The change of ‘tar’ to ‘oil’ serves multiple conceptual needs. While surface tar sand deposits are a world-wide geological phenomenon, the Athabasca area appears to have the mother lode. While the tar extracted from the tar sands in North America is not by any stretch oil, neither is it tar. It is bitumen, one of the oldest construction materials known in the world. Bitumen can be heated and distilled for pitch and used for waterproofing. It can be used instead of mortar to lay bricks. It can be mixed with sand and gravel for asphalt. Asphalt is an excellent road-building material. Bitumen can also be put through a highly polluting refining process to make synthetic oil.

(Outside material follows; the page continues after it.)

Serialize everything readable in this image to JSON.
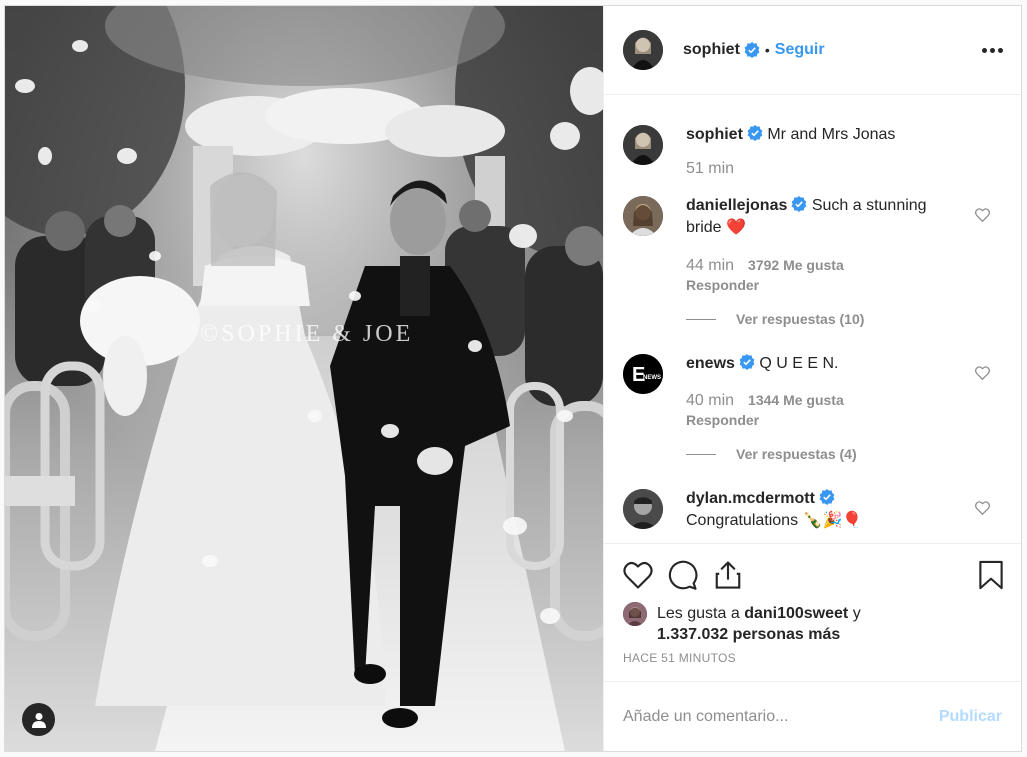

Calling tar sands from the Athabasca area ‘heavy oil’ is also something of a stretch. For Enbridge’s Northern Gateway pipeline across British Columbia, the plan is to twin the pipeline with a smaller diameter pipeline that can be used to bring light crude from tankers in Kitimat, B.C., mix this crude with tar sands bitumen and ship the resulting slurry back to Kitimat in a heated, higher pressure and larger diameter pipe.
In the Line 9 proposal in Ontario, the plan is to mix in polymers in Alberta, heat the line at frequent intervals and increase the pressure to push the slurry eastward.
In all of the material about the eastern pipelines, the emphasis is that there are refineries at the seaport terminus of the pipeline. The assumption that many people make from this is that these refineries will welcome the bitumen product to refine. They will not. Most of these refineries would need extensive modifications to handle bitumen. And they would rather not do that.
North American refineries would prefer that bitumen be processed somewhere else where the amount of pollution it causes will not be considered as serious a problem.